Roasted Winter Vegetable Quinoa Salad
This salad features roasted winter vegetables like carrot, parsnip, sweet potato, and butternut squash mixed with fluffy quinoa. A cinnamon maple-cider vinaigrette adds a sweet and tangy warmth balanced by fresh parsley and crunchy roasted walnuts. The combination creates varied textures and flavors suitable for a hearty yet fresh dish.
Ingredients
Roasted Winter Vegetable Quinoa Salad:
- 1 cup quinoa
- 2 Tbsp algae oil Thrive brand
- 1 carrot peeled and chopped, large
- 1 parsnip peeled and chopped, large
- 1 sweet potato chopped, small
- 2 cups butternut squash peeled and chopped
- 1.5 tsp salt to taste, sea salt
- 1/3 cup parsley chopped, fresh
- 1/3 cup walnuts roasted and chopped
Cinnamon Maple-Cider Vinaigrette:
- 1/4 cup algae oil Thrive brand
- 3 Tbsp cider vinegar
- 1 Tbsp pure maple syrup
- 1 tsp ground cinnamon
- 1/4 tsp salt sea salt
Instructions
- Preheat the oven to 400 degrees F. Spread the vegetables over a large baking sheet. Drizzle with algae oil and sprinkle liberally with sea salt. Use your hands to toss everything together until all vegetables are coated. Bake 20 to 30 minutes, or until vegetables are golden-brown and have reached desired done-ness.

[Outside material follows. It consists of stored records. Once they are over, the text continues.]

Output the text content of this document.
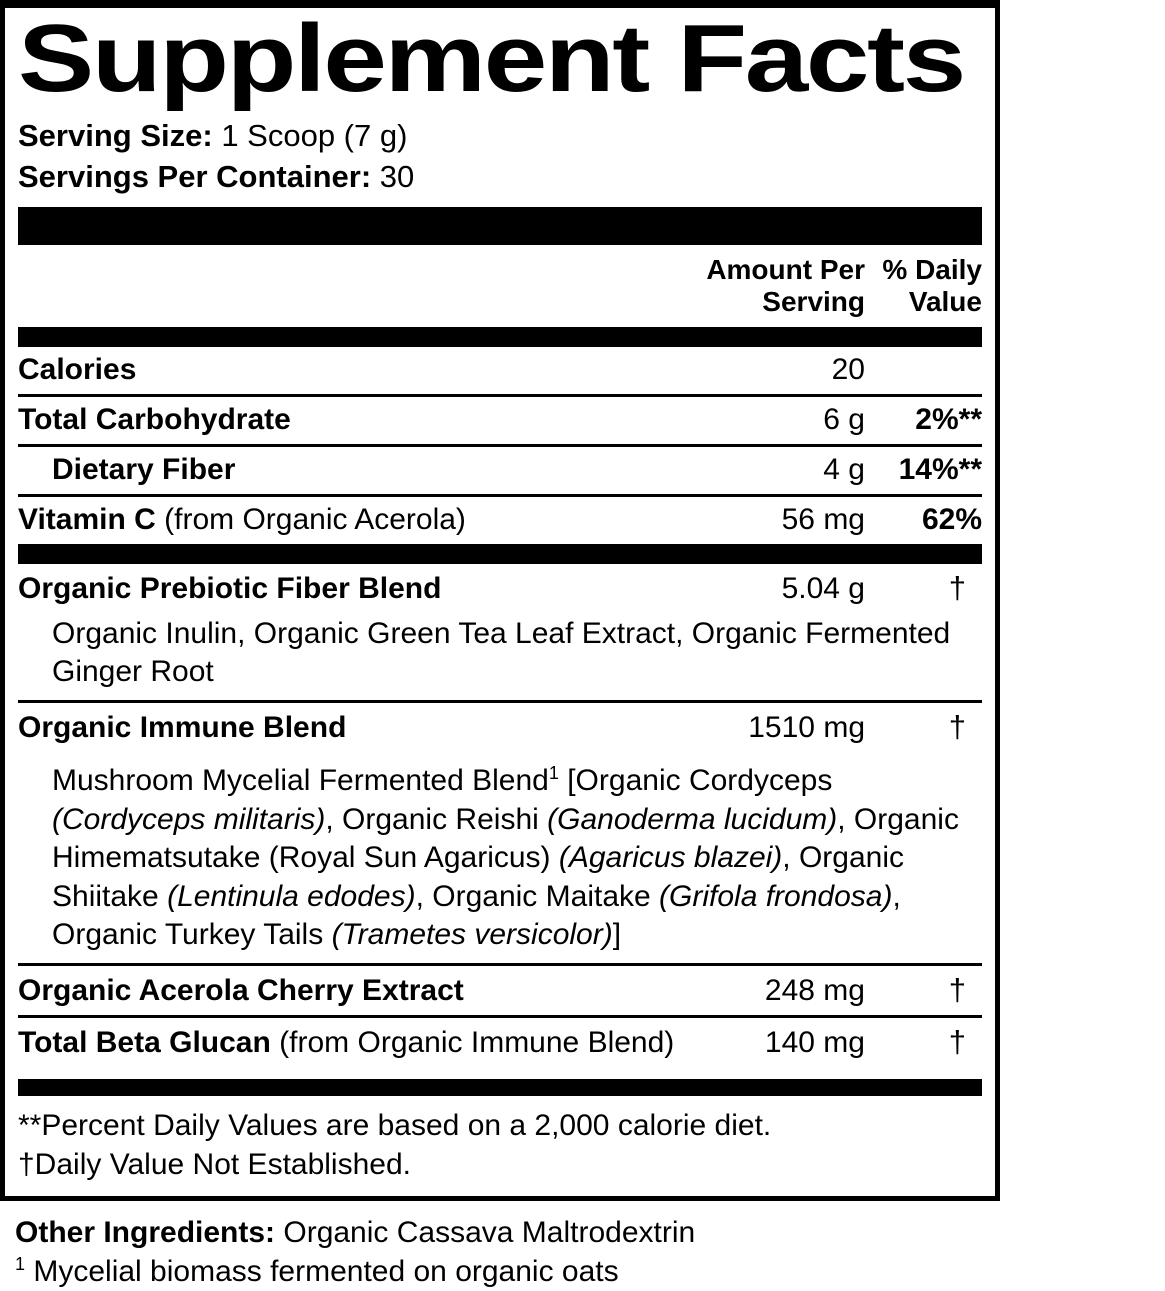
Supplement Facts
Serving Size: 1 Scoop (7 g)
Servings Per Container: 30
Amount Per
Serving
% Daily
Value
Calories	20
Total Carbohydrate	6 g	2%**
Dietary Fiber	4 g	14%**
Vitamin C (from Organic Acerola)	56 mg	62%
Organic Prebiotic Fiber Blend	5.04 g	†
Organic Inulin, Organic Green Tea Leaf Extract, Organic Fermented Ginger Root
Organic Immune Blend	1510 mg	†
Mushroom Mycelial Fermented Blend$^1$ [Organic Cordyceps (Cordyceps militaris), Organic Reishi (Ganoderma lucidum), Organic Himematsutake (Royal Sun Agaricus) (Agaricus blazei), Organic Shiitake (Lentinula edodes), Organic Maitake (Grifola frondosa), Organic Turkey Tails (Trametes versicolor)]
Organic Acerola Cherry Extract	248 mg	†
Total Beta Glucan (from Organic Immune Blend)	140 mg	†
**Percent Daily Values are based on a 2,000 calorie diet.
†Daily Value Not Established.
Other Ingredients: Organic Cassava Maltrodextrin
$^1$ Mycelial biomass fermented on organic oats
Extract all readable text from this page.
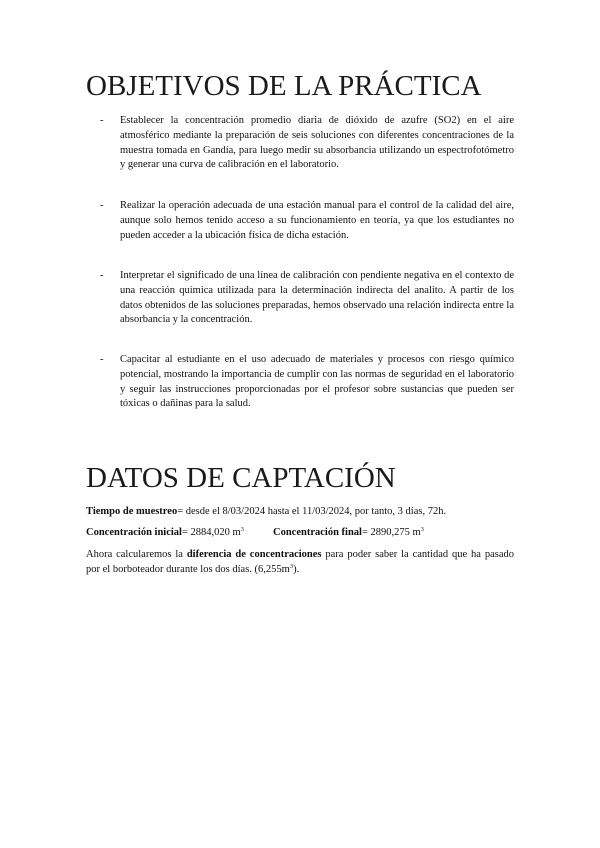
OBJETIVOS DE LA PRÁCTICA
- Establecer la concentración promedio diaria de dióxido de azufre (SO2) en el aire atmosférico mediante la preparación de seis soluciones con diferentes concentraciones de la muestra tomada en Gandía, para luego medir su absorbancia utilizando un espectrofotómetro y generar una curva de calibración en el laboratorio.
- Realizar la operación adecuada de una estación manual para el control de la calidad del aire, aunque solo hemos tenido acceso a su funcionamiento en teoría, ya que los estudiantes no pueden acceder a la ubicación física de dicha estación.
- Interpretar el significado de una línea de calibración con pendiente negativa en el contexto de una reacción química utilizada para la determinación indirecta del analito. A partir de los datos obtenidos de las soluciones preparadas, hemos observado una relación indirecta entre la absorbancia y la concentración.
- Capacitar al estudiante en el uso adecuado de materiales y procesos con riesgo químico potencial, mostrando la importancia de cumplir con las normas de seguridad en el laboratorio y seguir las instrucciones proporcionadas por el profesor sobre sustancias que pueden ser tóxicas o dañinas para la salud.
DATOS DE CAPTACIÓN
Tiempo de muestreo= desde el 8/03/2024 hasta el 11/03/2024, por tanto, 3 días, 72h.
Concentración inicial= 2884,020 $m^3$	Concentración final= 2890,275 $m^3$

Ahora calcularemos la diferencia de concentraciones para poder saber la cantidad que ha pasado por el borboteador durante los dos días. $(6,255m^3)$.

- Cook quinoa according to package instructions while the vegetables are roasting.
- Add all ingredients for the cider vinaigrette to a small blender and blend until combined (note: if you don’t have a small blender, no sweat: you can whisk the dressing in a bowl or measuring cup).
- Transfer the cooked quinoa to a serving bowl along with the roasted winter vegetables. Add in all of the dressing, parsley, and roasted walnuts. Toss everything together until combined.
- Taste salad for flavor and add more sea salt and/or cider vinegar to taste.
Nutrition Information
Nutrition Facts
Serving: 4 to 6 people
Amount Per Serving
Calories 327
% Daily Value*
| Serving | 1of 6 | |
| Calories | 327kcal | 16% |
| Carbohydrates | 42g | 14% |
| Protein | 7g | 14% |
| Fat | 16g | 25% |
| Fiber | 7g | 28% |
| Sugar | 7g | 14% |
* Percent Daily Values are based on a 2,000 calorie diet.